There are abundant resources online trying to scare programmers away from using shell scripts. Most of them, if anything, succeed in convincing the reader to blindly put something that resembles
set -euo pipefail
at the top of their scripts. Let’s focus on the “-e” flag. What does this do? Well, here are descriptions of this flag from the first two results on Google for “writing safe bash scripts”:
- “If a command fails,
set -e
will make the whole script exit, instead of just resuming on the next line” (https://sipb.mit.edu/doc/safe-shell/) - “This tells bash that it should exit the script if any statement returns a non-true return value.” (http://www.davidpashley.com/articles/writing-robust-shell-scripts/)
Unfortunately, this is bash we are talking about and the story is never that simple.
A couple months ago, a particular production bash script (if that doesn’t sound horrifying, hopefully it will by the end of this post) failed in the worst kind of way: silently.
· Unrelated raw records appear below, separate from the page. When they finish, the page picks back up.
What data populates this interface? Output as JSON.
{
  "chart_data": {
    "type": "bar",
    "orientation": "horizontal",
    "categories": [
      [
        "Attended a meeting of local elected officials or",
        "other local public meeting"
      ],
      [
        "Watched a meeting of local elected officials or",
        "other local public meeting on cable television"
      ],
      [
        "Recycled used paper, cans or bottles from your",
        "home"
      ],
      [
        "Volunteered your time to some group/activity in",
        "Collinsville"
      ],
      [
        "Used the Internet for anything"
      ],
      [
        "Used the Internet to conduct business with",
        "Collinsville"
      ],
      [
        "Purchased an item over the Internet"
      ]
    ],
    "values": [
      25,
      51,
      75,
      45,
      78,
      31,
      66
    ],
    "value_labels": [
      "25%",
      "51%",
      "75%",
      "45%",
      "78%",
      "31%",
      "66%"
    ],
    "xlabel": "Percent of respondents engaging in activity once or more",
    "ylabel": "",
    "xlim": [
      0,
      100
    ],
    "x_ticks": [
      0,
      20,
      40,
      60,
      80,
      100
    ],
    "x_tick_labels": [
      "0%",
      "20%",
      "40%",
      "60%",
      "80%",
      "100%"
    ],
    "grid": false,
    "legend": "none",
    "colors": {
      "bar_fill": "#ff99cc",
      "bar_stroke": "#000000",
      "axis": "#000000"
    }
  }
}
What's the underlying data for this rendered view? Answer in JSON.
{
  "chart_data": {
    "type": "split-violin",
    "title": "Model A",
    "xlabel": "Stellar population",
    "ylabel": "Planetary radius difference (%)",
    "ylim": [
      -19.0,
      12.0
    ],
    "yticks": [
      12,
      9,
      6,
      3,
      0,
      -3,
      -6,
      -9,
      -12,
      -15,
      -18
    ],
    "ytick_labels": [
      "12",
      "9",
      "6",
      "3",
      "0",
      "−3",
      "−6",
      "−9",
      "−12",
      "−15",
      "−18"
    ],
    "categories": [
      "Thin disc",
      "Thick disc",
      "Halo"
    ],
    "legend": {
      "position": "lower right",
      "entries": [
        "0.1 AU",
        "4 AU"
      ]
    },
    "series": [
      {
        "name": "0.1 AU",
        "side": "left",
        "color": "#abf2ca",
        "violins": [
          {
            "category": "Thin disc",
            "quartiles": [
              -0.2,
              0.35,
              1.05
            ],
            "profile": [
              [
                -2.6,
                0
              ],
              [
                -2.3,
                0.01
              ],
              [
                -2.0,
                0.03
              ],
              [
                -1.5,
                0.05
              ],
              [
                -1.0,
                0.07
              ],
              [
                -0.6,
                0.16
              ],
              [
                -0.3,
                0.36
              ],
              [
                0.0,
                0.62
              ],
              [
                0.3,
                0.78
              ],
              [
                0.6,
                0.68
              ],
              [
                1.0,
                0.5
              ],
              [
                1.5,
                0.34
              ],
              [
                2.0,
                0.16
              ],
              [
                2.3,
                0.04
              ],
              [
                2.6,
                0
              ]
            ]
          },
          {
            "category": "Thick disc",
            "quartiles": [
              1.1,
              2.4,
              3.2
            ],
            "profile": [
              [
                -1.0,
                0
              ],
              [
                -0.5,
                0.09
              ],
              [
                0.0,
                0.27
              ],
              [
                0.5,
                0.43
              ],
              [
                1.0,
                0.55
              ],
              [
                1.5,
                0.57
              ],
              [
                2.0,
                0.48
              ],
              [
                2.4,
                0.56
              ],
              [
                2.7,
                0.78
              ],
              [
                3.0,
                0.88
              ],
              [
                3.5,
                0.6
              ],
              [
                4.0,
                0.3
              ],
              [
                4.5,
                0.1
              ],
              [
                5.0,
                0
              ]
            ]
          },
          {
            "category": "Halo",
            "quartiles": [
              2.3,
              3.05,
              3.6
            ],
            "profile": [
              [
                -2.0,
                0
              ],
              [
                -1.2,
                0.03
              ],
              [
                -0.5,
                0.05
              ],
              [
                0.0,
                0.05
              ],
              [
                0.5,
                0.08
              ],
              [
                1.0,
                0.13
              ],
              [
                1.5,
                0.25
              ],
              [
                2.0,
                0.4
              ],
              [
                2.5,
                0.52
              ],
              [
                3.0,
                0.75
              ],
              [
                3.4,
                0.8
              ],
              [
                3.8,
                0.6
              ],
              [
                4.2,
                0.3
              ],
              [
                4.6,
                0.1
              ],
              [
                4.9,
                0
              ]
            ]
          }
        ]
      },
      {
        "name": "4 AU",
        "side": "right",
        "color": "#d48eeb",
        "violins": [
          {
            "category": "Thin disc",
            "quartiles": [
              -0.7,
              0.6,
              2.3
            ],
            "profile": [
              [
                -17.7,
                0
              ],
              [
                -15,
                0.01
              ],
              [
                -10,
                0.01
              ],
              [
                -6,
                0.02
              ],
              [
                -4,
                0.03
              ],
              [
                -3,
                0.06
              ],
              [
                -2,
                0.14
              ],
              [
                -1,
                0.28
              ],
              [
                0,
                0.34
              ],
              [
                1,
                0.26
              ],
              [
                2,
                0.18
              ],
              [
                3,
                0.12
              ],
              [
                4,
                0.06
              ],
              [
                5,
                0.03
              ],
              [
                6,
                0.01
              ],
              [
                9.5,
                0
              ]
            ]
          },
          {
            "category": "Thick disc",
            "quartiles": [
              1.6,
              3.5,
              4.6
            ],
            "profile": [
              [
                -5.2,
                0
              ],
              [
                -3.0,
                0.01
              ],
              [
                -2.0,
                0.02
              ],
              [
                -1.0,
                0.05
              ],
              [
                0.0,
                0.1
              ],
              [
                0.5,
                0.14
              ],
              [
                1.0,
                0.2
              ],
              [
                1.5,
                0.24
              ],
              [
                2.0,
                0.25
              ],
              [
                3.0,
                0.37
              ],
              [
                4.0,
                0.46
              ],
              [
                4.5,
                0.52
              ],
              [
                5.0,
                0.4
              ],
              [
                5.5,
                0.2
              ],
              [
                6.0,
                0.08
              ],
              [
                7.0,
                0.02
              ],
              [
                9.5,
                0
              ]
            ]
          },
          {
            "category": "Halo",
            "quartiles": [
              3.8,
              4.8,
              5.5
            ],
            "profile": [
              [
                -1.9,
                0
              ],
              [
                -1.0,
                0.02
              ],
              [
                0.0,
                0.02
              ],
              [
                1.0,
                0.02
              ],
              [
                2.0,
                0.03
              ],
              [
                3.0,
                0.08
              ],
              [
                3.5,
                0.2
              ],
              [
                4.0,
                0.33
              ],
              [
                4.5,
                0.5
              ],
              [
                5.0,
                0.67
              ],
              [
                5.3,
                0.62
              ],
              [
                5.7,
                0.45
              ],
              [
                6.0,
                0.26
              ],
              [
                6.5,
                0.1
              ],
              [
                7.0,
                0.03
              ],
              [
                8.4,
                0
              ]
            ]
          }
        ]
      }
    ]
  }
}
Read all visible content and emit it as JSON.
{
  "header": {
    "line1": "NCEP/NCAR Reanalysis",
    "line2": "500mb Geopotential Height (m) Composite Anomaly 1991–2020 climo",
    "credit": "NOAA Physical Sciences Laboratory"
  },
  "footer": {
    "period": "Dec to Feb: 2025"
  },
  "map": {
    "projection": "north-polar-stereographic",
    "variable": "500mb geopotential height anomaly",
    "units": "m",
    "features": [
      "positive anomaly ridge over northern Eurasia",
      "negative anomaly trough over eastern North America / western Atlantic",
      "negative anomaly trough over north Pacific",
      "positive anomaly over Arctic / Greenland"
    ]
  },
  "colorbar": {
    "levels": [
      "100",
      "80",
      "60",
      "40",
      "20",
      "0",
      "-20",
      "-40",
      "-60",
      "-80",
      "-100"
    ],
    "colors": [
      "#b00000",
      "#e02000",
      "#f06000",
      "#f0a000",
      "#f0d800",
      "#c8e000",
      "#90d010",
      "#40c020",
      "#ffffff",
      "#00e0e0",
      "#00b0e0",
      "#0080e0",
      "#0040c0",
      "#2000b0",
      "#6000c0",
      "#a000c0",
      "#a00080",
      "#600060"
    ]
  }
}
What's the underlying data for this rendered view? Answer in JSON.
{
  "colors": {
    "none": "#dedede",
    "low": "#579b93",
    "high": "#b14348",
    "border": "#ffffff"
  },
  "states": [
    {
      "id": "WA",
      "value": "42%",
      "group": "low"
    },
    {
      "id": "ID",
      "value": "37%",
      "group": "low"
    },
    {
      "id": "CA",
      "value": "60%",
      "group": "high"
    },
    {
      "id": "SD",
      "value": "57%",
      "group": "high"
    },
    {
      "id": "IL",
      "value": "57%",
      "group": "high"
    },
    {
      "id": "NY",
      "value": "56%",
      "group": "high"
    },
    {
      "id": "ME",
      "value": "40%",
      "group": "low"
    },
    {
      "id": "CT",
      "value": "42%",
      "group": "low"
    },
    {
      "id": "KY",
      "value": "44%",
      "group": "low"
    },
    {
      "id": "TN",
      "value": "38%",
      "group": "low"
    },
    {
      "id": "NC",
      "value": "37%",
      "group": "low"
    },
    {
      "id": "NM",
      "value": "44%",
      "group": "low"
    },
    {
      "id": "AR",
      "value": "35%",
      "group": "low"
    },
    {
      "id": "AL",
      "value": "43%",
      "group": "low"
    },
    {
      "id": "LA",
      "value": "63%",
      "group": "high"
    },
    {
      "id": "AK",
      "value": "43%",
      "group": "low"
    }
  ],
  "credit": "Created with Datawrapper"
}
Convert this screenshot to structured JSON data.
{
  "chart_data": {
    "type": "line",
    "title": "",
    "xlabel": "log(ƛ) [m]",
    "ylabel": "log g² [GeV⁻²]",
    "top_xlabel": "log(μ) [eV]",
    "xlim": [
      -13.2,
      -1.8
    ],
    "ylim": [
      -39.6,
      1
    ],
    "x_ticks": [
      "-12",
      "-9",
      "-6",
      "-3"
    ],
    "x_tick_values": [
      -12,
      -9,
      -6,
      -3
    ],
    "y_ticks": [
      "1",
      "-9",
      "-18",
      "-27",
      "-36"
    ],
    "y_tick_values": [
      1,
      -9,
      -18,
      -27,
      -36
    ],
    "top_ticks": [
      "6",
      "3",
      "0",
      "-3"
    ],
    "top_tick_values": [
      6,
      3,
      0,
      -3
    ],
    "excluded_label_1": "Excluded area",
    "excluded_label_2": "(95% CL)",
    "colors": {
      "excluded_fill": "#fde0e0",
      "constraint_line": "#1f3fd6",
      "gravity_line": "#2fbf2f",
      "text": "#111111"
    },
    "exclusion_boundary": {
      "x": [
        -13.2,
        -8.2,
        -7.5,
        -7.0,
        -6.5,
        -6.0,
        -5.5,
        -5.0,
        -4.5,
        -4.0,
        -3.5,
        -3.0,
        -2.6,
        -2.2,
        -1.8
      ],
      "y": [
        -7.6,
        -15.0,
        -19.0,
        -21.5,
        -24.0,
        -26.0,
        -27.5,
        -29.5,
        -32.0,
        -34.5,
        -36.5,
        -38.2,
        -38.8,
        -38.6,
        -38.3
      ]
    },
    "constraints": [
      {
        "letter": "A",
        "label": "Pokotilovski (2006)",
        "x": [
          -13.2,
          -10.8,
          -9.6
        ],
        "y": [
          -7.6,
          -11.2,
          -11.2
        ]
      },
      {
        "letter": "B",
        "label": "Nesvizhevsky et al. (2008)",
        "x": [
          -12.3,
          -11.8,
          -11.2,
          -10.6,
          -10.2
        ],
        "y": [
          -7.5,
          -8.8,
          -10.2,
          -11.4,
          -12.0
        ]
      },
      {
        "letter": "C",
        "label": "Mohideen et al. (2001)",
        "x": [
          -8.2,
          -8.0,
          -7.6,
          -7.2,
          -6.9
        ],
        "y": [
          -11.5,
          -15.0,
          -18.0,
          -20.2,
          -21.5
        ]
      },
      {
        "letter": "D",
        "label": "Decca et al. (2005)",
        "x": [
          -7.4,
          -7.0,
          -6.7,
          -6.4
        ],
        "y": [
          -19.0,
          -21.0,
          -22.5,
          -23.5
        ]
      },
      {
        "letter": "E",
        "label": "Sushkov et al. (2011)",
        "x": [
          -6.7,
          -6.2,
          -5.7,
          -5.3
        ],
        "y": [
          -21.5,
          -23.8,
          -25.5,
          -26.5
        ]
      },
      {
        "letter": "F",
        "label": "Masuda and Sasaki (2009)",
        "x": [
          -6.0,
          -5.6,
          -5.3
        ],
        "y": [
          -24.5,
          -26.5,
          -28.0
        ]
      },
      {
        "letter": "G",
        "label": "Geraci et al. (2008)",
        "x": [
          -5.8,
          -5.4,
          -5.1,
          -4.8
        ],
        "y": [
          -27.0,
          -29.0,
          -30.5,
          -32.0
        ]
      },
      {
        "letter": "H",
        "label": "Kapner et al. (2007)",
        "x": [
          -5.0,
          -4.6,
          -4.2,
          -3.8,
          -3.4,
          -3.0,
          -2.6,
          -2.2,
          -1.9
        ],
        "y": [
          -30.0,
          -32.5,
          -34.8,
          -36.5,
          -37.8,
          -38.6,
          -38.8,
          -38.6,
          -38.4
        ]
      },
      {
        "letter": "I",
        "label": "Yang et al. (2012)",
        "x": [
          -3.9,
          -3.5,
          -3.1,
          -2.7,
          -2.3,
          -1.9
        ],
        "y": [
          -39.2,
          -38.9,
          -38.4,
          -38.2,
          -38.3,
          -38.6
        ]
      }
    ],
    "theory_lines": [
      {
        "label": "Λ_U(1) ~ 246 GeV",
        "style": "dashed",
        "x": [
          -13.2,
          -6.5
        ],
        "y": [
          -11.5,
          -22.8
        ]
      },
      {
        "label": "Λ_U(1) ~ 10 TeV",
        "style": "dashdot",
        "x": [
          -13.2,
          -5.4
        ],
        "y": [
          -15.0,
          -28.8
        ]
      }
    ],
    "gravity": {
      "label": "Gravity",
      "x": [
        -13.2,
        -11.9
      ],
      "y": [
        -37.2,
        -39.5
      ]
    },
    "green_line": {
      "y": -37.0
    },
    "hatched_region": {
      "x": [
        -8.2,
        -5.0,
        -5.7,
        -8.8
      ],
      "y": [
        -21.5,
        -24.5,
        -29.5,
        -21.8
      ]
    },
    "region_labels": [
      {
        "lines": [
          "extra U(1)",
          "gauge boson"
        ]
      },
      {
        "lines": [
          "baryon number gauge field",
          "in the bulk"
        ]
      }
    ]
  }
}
The script generates a list of valid users at Jane Street and pushes this out to our inbound mail servers. It looks something like:
set -euo pipefail
...
echo "($(ldap-query-for-valid-users))" > "/tmp/all-users.sexp"
...
push-all-users-if-different
On this one particular day, a file was deployed with the contents “()”. But why
didn’t set -e
cause the script to exit when ldap-query-for-valid-users
failed? A quick look at the bash man page answers this question. It turns out
that there are a couple surprising subtleties to this flag. Here are a couple:
set -e
works on “simple commands”
A script will exit early if the exit status of a simple command is nonzero. So
how is a simple command executed? In short, bash does all expansions and checks
to see if there is still a command to run. If there is a command to run, the
exit status of the simple command is the exit status of the command. If there is
not a command to run, the exit status of the simple command is the exit status
of the last command substitution performed. Here are some example commands that
all have exit status 0, so would not cause a set -e
script to exit:
# echo, local and export are commands that always have exit status 0
echo "$(/bin/false)"
local foo="$(/bin/false)"
export foo="$(/bin/false)"
# the last command substitution has exit status 0
foo="$(/bin/false)$(/bin/true)"
set -e
does not get passed to subshells in command substitution (without --posix
)
Here is an example consequence of this:
set -e
foo() {
/bin/false
echo "foo"
}
echo "$(foo)"
Running this script with bash
will print “foo” while running this with
bash --posix
(or sh
) will not. Both scripts will exit with status 0.
Tangible takeaway
This is not to say that something like set -euo pipefail
should not be used at
the top of all bash scripts, but it should not give you a false sense of
security. Like all production code, you must reason about all failure conditions
and ensure they are handled appropriately. Even if you are some kind of bash
expert who knows all these subtleties, chances are your peers do not. The
execution of shell scripts is subtle and confusing, and for production code,
there is likely a better tool for the job.